Click a name to open the detail page with top action buttons: Restart, Edit, Delete. The detail page has the following tabs:
Overview — Basic info, conditions, selector, labels, annotations, and events.
Pods — All Pods managed by this DaemonSet.
A DaemonSet runs one Pod on every eligible node. New nodes automatically get a Pod, so there is no manual scale operation.
Jobs and CronJobs
Jobs and CronJobs share the same list page, switched via tabs.

Jobs tab
| Field | Description |
|---|---|
| Name | Job name |
| Namespace | The namespace the Job belongs to |
| Completions | Completed / Desired count |
| Duration | Job run duration |
| Status | Completion status (Complete / Failed) |
| Age | Resource creation time |
List page actions: Create Job, Delete Job.
CronJobs tab
| Field | Description |
|---|---|
| Name | CronJob name |
| Namespace | The namespace the CronJob belongs to |
| Schedule | Cron expression |
| Suspended | Whether the CronJob is suspended |
| Active | Currently active Job count |
| Last Schedule | Time of the last triggered schedule |
| Age | Resource creation time |
Job Detail
Click a Job name to open the detail page with top action buttons: Edit, Delete. The detail page has the following tabs:
Overview — Basic info, conditions, selector, labels, annotations, and events.
Pods — All Pods created by this Job.
Deleting a Job also deletes all Pods it created. For Failed Jobs, inspect the associated Pod logs to determine the cause.
CronJob Detail
Click a CronJob name to open the detail page with top action buttons: Trigger (manual trigger), Suspend / Resume, Edit, Delete. The detail page has the following tabs:
Overview — Basic info, Job template, labels, annotations, and events.

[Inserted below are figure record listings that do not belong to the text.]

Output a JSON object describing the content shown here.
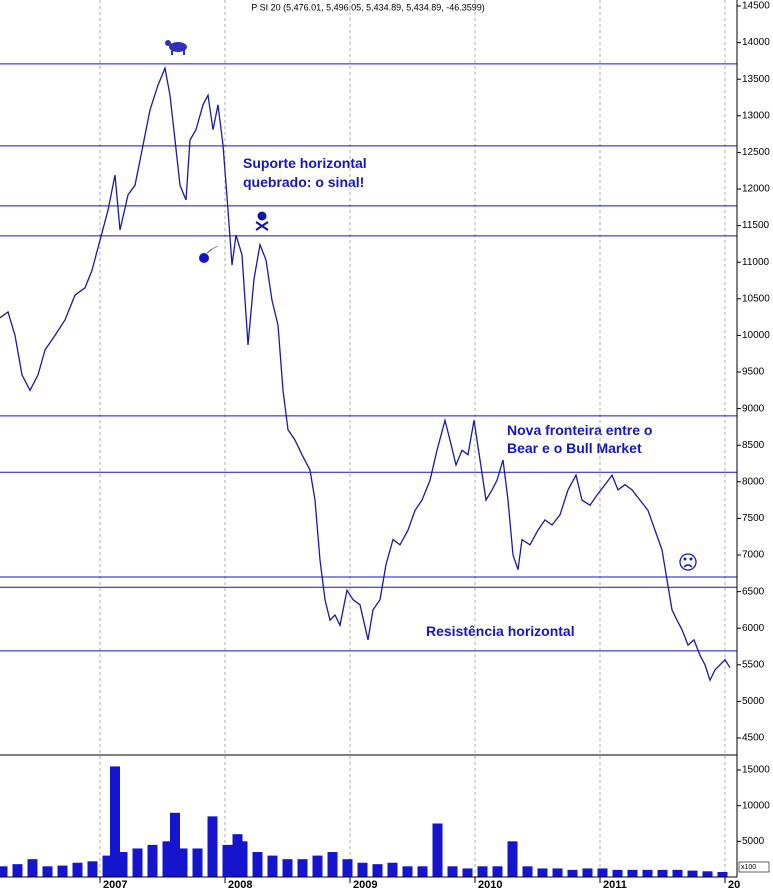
{
  "chart_data": [
    {
      "type": "line",
      "title": "P SI 20 (5,476.01, 5,496.05, 5,434.89, 5,434.89, -46.3599)",
      "annotations": [
        [
          "Suporte horizontal",
          "quebrado: o sinal!"
        ],
        [
          "Nova fronteira entre o",
          "Bear e o Bull Market"
        ],
        [
          "Resistência horizontal"
        ]
      ],
      "color": "#1a1aa6",
      "hline_color": "#1515c8",
      "hlines": [
        13710,
        12590,
        11770,
        11360,
        8900,
        8130,
        6700,
        6560,
        5690
      ],
      "xlim": [
        2006.2,
        2012.096
      ],
      "ylim": [
        4268,
        14582
      ],
      "yticks": [
        4500,
        5000,
        5500,
        6000,
        6500,
        7000,
        7500,
        8000,
        8500,
        9000,
        9500,
        10000,
        10500,
        11000,
        11500,
        12000,
        12500,
        13000,
        13500,
        14000,
        14500
      ],
      "x": [
        2006.2,
        2006.264,
        2006.32,
        2006.376,
        2006.44,
        2006.504,
        2006.56,
        2006.64,
        2006.72,
        2006.8,
        2006.88,
        2006.936,
        2007.0,
        2007.064,
        2007.12,
        2007.16,
        2007.224,
        2007.28,
        2007.336,
        2007.4,
        2007.464,
        2007.52,
        2007.56,
        2007.6,
        2007.64,
        2007.688,
        2007.72,
        2007.768,
        2007.824,
        2007.864,
        2007.904,
        2007.944,
        2007.984,
        2008.024,
        2008.056,
        2008.088,
        2008.136,
        2008.184,
        2008.232,
        2008.28,
        2008.328,
        2008.376,
        2008.424,
        2008.464,
        2008.504,
        2008.56,
        2008.616,
        2008.68,
        2008.72,
        2008.76,
        2008.8,
        2008.84,
        2008.88,
        2008.92,
        2008.976,
        2009.024,
        2009.08,
        2009.144,
        2009.184,
        2009.24,
        2009.288,
        2009.344,
        2009.4,
        2009.464,
        2009.52,
        2009.576,
        2009.64,
        2009.696,
        2009.76,
        2009.8,
        2009.848,
        2009.896,
        2009.944,
        2009.992,
        2010.04,
        2010.088,
        2010.136,
        2010.176,
        2010.224,
        2010.264,
        2010.304,
        2010.344,
        2010.376,
        2010.44,
        2010.504,
        2010.56,
        2010.616,
        2010.68,
        2010.744,
        2010.808,
        2010.856,
        2010.92,
        2010.976,
        2011.04,
        2011.096,
        2011.144,
        2011.2,
        2011.256,
        2011.32,
        2011.384,
        2011.44,
        2011.496,
        2011.536,
        2011.576,
        2011.616,
        2011.656,
        2011.704,
        2011.752,
        2011.8,
        2011.84,
        2011.88,
        2011.92,
        2011.96,
        2012.0,
        2012.04
      ],
      "values": [
        10240,
        10320,
        10000,
        9460,
        9250,
        9460,
        9800,
        10000,
        10210,
        10550,
        10650,
        10890,
        11300,
        11710,
        12190,
        11440,
        11920,
        12050,
        12530,
        13080,
        13420,
        13650,
        13280,
        12670,
        12050,
        11850,
        12670,
        12810,
        13150,
        13280,
        12810,
        13150,
        12600,
        11710,
        10960,
        11370,
        11100,
        9870,
        10770,
        11240,
        11030,
        10480,
        10140,
        9250,
        8710,
        8570,
        8370,
        8160,
        7750,
        6930,
        6390,
        6110,
        6180,
        6040,
        6520,
        6390,
        6320,
        5840,
        6250,
        6390,
        6870,
        7210,
        7140,
        7340,
        7610,
        7750,
        8020,
        8430,
        8840,
        8570,
        8230,
        8430,
        8370,
        8840,
        8300,
        7750,
        7890,
        8020,
        8300,
        7750,
        7000,
        6800,
        7210,
        7140,
        7340,
        7480,
        7410,
        7550,
        7890,
        8090,
        7750,
        7680,
        7820,
        7960,
        8090,
        7890,
        7960,
        7890,
        7750,
        7610,
        7340,
        7070,
        6660,
        6250,
        6110,
        5980,
        5770,
        5840,
        5630,
        5500,
        5290,
        5430,
        5500,
        5570,
        5460
      ]
    },
    {
      "type": "bar",
      "color": "#1515d0",
      "unit_label": "x100",
      "xlim": [
        2006.2,
        2012.096
      ],
      "xticks": [
        2007,
        2008,
        2009,
        2010,
        2011,
        {
          "value": 2012,
          "label": "20"
        }
      ],
      "ylim": [
        0,
        17100
      ],
      "yticks": [
        5000,
        10000,
        15000
      ],
      "x": [
        2006.22,
        2006.34,
        2006.46,
        2006.58,
        2006.7,
        2006.82,
        2006.94,
        2007.06,
        2007.12,
        2007.18,
        2007.3,
        2007.42,
        2007.54,
        2007.6,
        2007.66,
        2007.78,
        2007.9,
        2008.02,
        2008.1,
        2008.14,
        2008.26,
        2008.38,
        2008.5,
        2008.62,
        2008.74,
        2008.86,
        2008.98,
        2009.1,
        2009.22,
        2009.34,
        2009.46,
        2009.58,
        2009.7,
        2009.82,
        2009.94,
        2010.06,
        2010.18,
        2010.3,
        2010.42,
        2010.54,
        2010.66,
        2010.78,
        2010.9,
        2011.02,
        2011.14,
        2011.26,
        2011.38,
        2011.5,
        2011.62,
        2011.74,
        2011.86,
        2011.98
      ],
      "values": [
        1500,
        1800,
        2500,
        1500,
        1600,
        2000,
        2200,
        3000,
        15500,
        3500,
        4000,
        4500,
        5000,
        9000,
        4000,
        4000,
        8500,
        4500,
        6000,
        5000,
        3500,
        3000,
        2500,
        2500,
        3000,
        3500,
        2500,
        2000,
        1800,
        2000,
        1500,
        1500,
        7500,
        1500,
        1200,
        1500,
        1500,
        5000,
        1500,
        1200,
        1200,
        1000,
        1200,
        1200,
        1000,
        1000,
        1000,
        1000,
        1000,
        900,
        800,
        700
      ]
    }
  ]
}
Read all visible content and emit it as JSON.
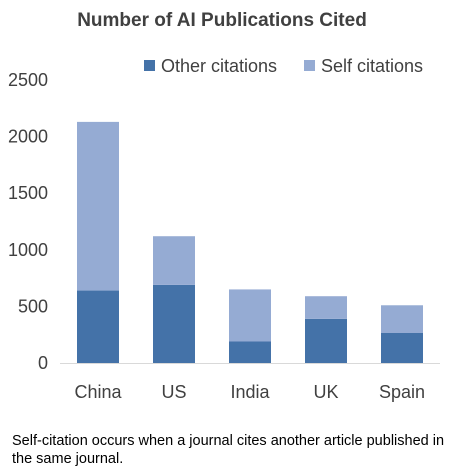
{
  "chart_data": {
    "type": "bar",
    "stacked": true,
    "title": "Number of AI Publications Cited",
    "categories": [
      "China",
      "US",
      "India",
      "UK",
      "Spain"
    ],
    "series": [
      {
        "name": "Other citations",
        "values": [
          640,
          690,
          190,
          390,
          265
        ]
      },
      {
        "name": "Self citations",
        "values": [
          1490,
          430,
          460,
          200,
          245
        ]
      }
    ],
    "xlabel": "",
    "ylabel": "",
    "ylim": [
      0,
      2500
    ],
    "yticks": [
      0,
      500,
      1000,
      1500,
      2000,
      2500
    ],
    "grid": false,
    "legend_position": "top-right",
    "colors": {
      "Other citations": "#4472a8",
      "Self citations": "#95abd3"
    }
  },
  "footnote": "Self-citation occurs when a journal cites another article published in the same journal."
}
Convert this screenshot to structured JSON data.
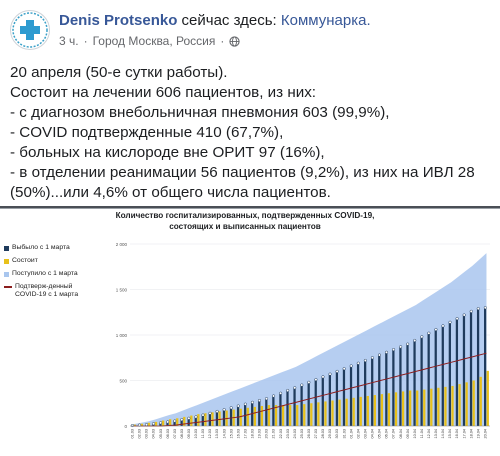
{
  "post": {
    "author_name": "Denis Protsenko",
    "action_text": " сейчас здесь: ",
    "location": "Коммунарка.",
    "time": "3 ч.",
    "separator": "·",
    "place": "Город Москва, Россия",
    "separator2": "·",
    "privacy_icon": "globe-icon",
    "lines": [
      "20 апреля (50-е сутки работы).",
      "Состоит на лечении 606 пациентов, из них:",
      "- с диагнозом внебольничная пневмония 603 (99,9%),",
      "- COVID подтвержденные 410 (67,7%),",
      "- больных на кислороде вне ОРИТ 97 (16%),",
      "- в отделении реанимации 56 пациентов (9,2%), из них на ИВЛ 28",
      "(50%)...или 4,6% от общего числа пациентов."
    ]
  },
  "colors": {
    "link": "#385898",
    "vypisano": "#1f3b5c",
    "sostoit": "#e8c11a",
    "postupilo": "#a9c6ee",
    "covid": "#8b1e1e"
  },
  "chart_data": {
    "type": "bar",
    "title": "Количество госпитализированных, подтвержденных COVID-19, состоящих и выписанных пациентов",
    "ylim": [
      0,
      2000
    ],
    "y_ticks": [
      "0",
      "500",
      "1 000",
      "1 500",
      "2 000"
    ],
    "legend_placement": "left",
    "series": [
      {
        "name": "Выбыло с 1 марта",
        "kind": "bar"
      },
      {
        "name": "Состоит",
        "kind": "bar"
      },
      {
        "name": "Поступило с 1 марта",
        "kind": "area"
      },
      {
        "name": "Подтверж-денный COVID-19 с 1 марта",
        "kind": "line"
      }
    ],
    "categories": [
      "01.03",
      "02.03",
      "03.03",
      "04.03",
      "05.03",
      "06.03",
      "07.03",
      "08.03",
      "09.03",
      "10.03",
      "11.03",
      "12.03",
      "13.03",
      "14.03",
      "15.03",
      "16.03",
      "17.03",
      "18.03",
      "19.03",
      "20.03",
      "21.03",
      "22.03",
      "23.03",
      "24.03",
      "25.03",
      "26.03",
      "27.03",
      "28.03",
      "29.03",
      "30.03",
      "31.03",
      "01.04",
      "02.04",
      "03.04",
      "04.04",
      "05.04",
      "06.04",
      "07.04",
      "08.04",
      "09.04",
      "10.04",
      "11.04",
      "12.04",
      "13.04",
      "14.04",
      "15.04",
      "16.04",
      "17.04",
      "18.04",
      "19.04",
      "20.04"
    ],
    "postupilo": [
      20,
      35,
      50,
      70,
      95,
      120,
      140,
      170,
      200,
      230,
      260,
      290,
      320,
      350,
      380,
      410,
      440,
      470,
      500,
      530,
      560,
      590,
      620,
      650,
      690,
      730,
      770,
      810,
      850,
      890,
      930,
      970,
      1010,
      1050,
      1090,
      1130,
      1170,
      1210,
      1250,
      1290,
      1330,
      1380,
      1430,
      1480,
      1530,
      1580,
      1640,
      1700,
      1760,
      1830,
      1900
    ],
    "vypisano": [
      5,
      10,
      15,
      25,
      35,
      45,
      55,
      70,
      85,
      100,
      120,
      140,
      160,
      180,
      200,
      220,
      240,
      260,
      280,
      300,
      330,
      360,
      390,
      420,
      450,
      480,
      510,
      540,
      570,
      600,
      630,
      660,
      690,
      720,
      750,
      780,
      810,
      840,
      870,
      900,
      940,
      980,
      1020,
      1060,
      1100,
      1140,
      1180,
      1220,
      1260,
      1290,
      1300
    ],
    "sostoit": [
      15,
      25,
      35,
      45,
      60,
      75,
      85,
      100,
      115,
      130,
      140,
      150,
      160,
      170,
      180,
      190,
      200,
      210,
      220,
      230,
      230,
      230,
      230,
      230,
      240,
      250,
      260,
      270,
      280,
      290,
      300,
      310,
      320,
      330,
      340,
      350,
      360,
      370,
      380,
      390,
      390,
      400,
      410,
      420,
      430,
      440,
      460,
      480,
      500,
      540,
      606
    ],
    "covid": [
      0,
      0,
      0,
      0,
      0,
      5,
      10,
      20,
      30,
      40,
      50,
      60,
      70,
      80,
      90,
      100,
      120,
      140,
      160,
      180,
      200,
      220,
      240,
      260,
      280,
      300,
      320,
      340,
      360,
      380,
      400,
      420,
      440,
      460,
      480,
      500,
      520,
      540,
      560,
      580,
      600,
      620,
      640,
      660,
      680,
      700,
      720,
      740,
      760,
      780,
      800
    ]
  }
}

Jobs — All Jobs created by this CronJob, showing name, namespace, completions, status, and age.
Suspending a CronJob stops new Jobs from being triggered, but already created Jobs continue running. Manual trigger creates a new Job immediately, independent of the schedule. CronJobs use Cron expressions to define schedules — confirm the timezone is correct.